You can reduce the impact of retrieving a new Session object for each thread by reusing the Session for a given object. As described in Chapter 6 and Chapter 9, a Session is not sharable across threads. The code in Listing 12.3 shows a Hibernate-recommended mechanism for maintaining a per-thread Session variable. The real work of this code is done in the java.lang.ThreadLocal class, which simplifies the use of a per-thread variable.

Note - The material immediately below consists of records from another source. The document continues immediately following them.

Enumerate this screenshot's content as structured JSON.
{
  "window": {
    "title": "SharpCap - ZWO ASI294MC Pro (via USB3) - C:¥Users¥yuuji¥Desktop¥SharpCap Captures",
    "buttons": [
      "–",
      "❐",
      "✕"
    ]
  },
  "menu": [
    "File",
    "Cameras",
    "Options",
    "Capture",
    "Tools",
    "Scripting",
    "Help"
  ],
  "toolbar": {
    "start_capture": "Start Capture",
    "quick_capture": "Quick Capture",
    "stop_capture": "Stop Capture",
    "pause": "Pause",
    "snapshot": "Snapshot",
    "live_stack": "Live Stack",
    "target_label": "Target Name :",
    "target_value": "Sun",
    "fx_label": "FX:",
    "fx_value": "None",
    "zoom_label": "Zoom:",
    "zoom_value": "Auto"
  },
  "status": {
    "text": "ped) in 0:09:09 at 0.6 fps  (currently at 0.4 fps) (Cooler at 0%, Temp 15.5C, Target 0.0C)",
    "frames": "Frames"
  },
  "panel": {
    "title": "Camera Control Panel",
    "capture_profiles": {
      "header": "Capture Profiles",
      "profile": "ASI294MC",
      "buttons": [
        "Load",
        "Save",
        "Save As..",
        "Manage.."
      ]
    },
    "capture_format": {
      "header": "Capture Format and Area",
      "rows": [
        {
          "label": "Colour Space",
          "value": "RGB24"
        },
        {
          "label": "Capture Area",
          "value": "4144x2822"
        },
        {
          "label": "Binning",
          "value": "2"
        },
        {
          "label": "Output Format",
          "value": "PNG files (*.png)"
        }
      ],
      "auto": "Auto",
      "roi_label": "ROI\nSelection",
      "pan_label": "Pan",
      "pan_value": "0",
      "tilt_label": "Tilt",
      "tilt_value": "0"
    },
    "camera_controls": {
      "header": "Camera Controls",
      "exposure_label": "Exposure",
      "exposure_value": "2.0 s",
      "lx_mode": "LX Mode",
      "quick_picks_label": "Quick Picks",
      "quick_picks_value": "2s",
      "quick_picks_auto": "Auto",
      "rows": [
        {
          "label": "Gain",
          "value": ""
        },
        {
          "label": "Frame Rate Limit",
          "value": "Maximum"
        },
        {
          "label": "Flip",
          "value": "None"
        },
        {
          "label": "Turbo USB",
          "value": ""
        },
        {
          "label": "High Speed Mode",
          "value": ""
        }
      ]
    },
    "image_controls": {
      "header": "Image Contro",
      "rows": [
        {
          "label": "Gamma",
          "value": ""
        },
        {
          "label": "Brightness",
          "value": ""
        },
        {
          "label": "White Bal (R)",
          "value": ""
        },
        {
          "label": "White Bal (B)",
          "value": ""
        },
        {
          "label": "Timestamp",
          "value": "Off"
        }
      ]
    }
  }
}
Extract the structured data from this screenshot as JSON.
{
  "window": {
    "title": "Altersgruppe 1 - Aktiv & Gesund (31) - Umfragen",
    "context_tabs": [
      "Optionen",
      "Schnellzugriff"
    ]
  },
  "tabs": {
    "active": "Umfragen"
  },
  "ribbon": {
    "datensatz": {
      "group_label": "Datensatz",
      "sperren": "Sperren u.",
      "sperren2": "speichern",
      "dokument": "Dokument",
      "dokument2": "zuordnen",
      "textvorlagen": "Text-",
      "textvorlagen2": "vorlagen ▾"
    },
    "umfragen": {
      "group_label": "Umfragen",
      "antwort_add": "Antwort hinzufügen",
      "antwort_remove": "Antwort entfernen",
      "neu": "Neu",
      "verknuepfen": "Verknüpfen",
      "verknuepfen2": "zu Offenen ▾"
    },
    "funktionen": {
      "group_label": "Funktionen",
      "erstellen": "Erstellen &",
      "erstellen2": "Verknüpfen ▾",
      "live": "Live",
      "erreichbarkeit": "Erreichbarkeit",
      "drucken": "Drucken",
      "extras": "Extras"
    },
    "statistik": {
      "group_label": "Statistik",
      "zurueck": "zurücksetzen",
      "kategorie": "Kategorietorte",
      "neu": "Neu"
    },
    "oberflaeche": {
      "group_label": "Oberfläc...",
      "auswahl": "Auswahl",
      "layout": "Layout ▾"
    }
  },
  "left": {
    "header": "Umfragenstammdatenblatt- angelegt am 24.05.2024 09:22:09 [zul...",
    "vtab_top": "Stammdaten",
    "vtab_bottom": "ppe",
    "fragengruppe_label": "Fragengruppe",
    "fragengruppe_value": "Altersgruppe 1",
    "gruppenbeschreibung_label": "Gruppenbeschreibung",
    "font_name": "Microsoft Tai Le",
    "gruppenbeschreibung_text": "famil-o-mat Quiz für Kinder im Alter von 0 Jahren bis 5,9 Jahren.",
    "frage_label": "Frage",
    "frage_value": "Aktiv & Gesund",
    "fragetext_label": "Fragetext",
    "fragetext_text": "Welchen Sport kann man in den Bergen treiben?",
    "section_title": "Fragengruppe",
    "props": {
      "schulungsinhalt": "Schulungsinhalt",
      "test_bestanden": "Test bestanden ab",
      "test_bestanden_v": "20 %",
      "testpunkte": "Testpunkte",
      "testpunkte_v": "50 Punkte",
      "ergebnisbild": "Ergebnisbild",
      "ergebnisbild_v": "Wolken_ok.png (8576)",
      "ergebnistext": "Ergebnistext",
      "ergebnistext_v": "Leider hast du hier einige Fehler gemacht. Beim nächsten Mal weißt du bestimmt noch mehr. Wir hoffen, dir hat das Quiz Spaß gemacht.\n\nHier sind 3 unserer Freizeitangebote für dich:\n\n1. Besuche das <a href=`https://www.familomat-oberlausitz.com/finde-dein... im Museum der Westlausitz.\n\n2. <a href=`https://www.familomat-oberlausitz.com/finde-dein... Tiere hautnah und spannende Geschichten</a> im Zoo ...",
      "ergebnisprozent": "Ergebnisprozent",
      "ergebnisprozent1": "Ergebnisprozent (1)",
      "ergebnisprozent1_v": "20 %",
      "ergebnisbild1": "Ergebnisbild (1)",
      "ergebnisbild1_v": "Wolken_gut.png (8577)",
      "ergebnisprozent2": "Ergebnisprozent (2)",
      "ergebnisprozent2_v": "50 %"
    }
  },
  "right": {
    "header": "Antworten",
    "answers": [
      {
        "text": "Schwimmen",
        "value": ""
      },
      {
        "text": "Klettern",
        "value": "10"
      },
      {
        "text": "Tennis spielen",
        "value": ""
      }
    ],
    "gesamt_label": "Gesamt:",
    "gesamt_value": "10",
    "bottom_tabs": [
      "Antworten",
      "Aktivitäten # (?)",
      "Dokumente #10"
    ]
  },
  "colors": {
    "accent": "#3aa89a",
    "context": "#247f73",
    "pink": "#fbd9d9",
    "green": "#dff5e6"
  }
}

Listing 12.3. THReadLocal Example
import net.sf.hibernate.*;
import net.sf.hibernate.cfg.*;

public class HibernateUtil {

    private static final SessionFactory sessionFactory;

    static {
        try {
            sessionFactory =
                  new Configuration().configure()
                         .buildSessionFactory();
        } catch (HibernateException ex) {
            throw new RuntimeException(
                  "Exception building SessionFactory: "
                        + ex.getMessage(), ex);
        }
    }

    public static final java.lang.ThreadLocal
      session = new java.lang. ThreadLocal();

    public static Session currentSession() throws
    HibernateException {
        Session s = (Session) session.get();
        // Open a new Session, if this Thread has none yet
        if (s == null) {
            s = sessionFactory.openSession();
            session.set(s);
        }
        return s;
    }

    public static void discardSession() throws
    HibernateException {
        Session s = (Session) session.get();
        session.set(null);
        if (s != null)
            s.close();
    }
}

With luck, you should already have your Session management contained in a specific class with a static method, as shown in Chapter 2. The biggest difficulty with the pattern shown in Listing 12.3 is that a Session object can be rendered into an untenable state if a transaction-related exception is shown (Hibernate explicitly does not allow reuse of a Session object in this situation). This is why an additional discardSession() method is shown above; you need to ensure that the Session object is discarded if your application throws a transaction-related exception, as shown in the discardSession() method.